SLA : l’identification d’un canal membranaire ouvre la piste d’une thérapie génique

La maladie de Charcot, ou sclérose latérale amyotrophique (SLA), est une maladie neurodégénérative dont l’origine reste inconnue. En s’intéressant à la façon dont les différentes catégories de fibres nerveuses altérées au cours de la maladie fonctionnent, une équipe de chercheurs vient d’identifier une cible thérapeutique potentielle : un canal membranaire dont la modulation de la fonction semble favoriser, ou au contraire retarder, l’évolution de la SLA.

La sclérose latérale amyotrophique (SLA) est une maladie neurodégénérative qui touche les motoneurones, les cellules nerveuses qui innervent les fibres musculaires. Elle engendre tout d’abord une faiblesse, puis une perte de la fonction musculaire par mort progressive des motoneurones. Son évolution est souvent fatale, à plus ou moins long terme. 

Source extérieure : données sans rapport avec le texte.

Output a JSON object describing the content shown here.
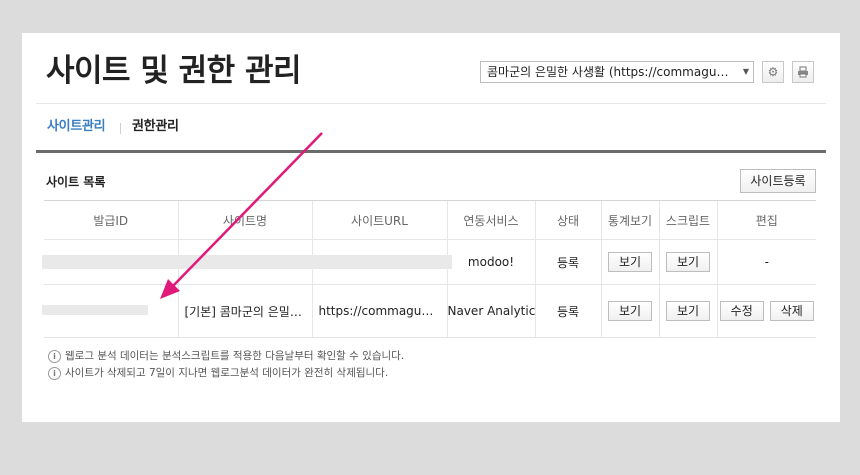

Les motoneurones dits alpha sont les premiers à être touchés dans la SLA. Impliqués dans les mouvements volontaires, ils se divisent en trois catégories selon la nature des tâches auxquelles ils participent : les motoneurones « lents », impliqués dans la posture, les « rapides fatigables » (FF, fast-fatigable), qui interviennent dans les efforts courts et intenses, et enfin les « rapides résistants » à la fatigue (FR, fast-resistant), sollicités dans les exercices d’endurance. Il s’avère que ces trois familles ne sont pas touchées de la même façon dans la SLA : on observe d’abord une altération de la fonction des FF puis, progressivement, des FR et enfin des fibres lentes. Cette séquence pourrait reposer sur la spécificité d’excitabilité de ces différents groupes de fibres, c’est-à-dire sur le seuil d’activité électrique qui conduit à l’activation des neurones. 

En se penchant sur la question, des chercheurs de l’Institut des neurosciences de Montpellier* ont identifié un nouvel acteur de la régulation de cette excitabilité : un canal membranaire activé par le calcium, nommé TMEM16F. L’activité électrique d’un neurone repose sur des échanges d’ions entre le milieu intra- et extracellulaire, explique Frédérique Scamps*. Ces échanges se font à travers des canaux présents dans la membrane cellulaire. Et on sait qu’un excès intracellulaire de calcium est délétère pour les motoneurones. »

Une piste de thérapie génique

Avec Cédric Raoul et son équipe, la chercheuse a étudié le rôle de ce canal chez la souris. Pour cela, les scientifiques ont commencé par développer un modèle animal qui présente une perte de l’expression de TMEM16F. Chez ces animaux, ils ont observé que le seuil d’excitabilité des FF était augmenté, ce qui engendrait une perte de performance de l’animal dans des exercices de haute intensité. Lorsque ces souris étaient croisées avec un modèle murin de SLA, le début de la maladie était décalé dans le temps et l’espérance de vie était prolongée par rapport aux souris SLA dont les motoneurones exprimaient « normalement » le canal membranaire. 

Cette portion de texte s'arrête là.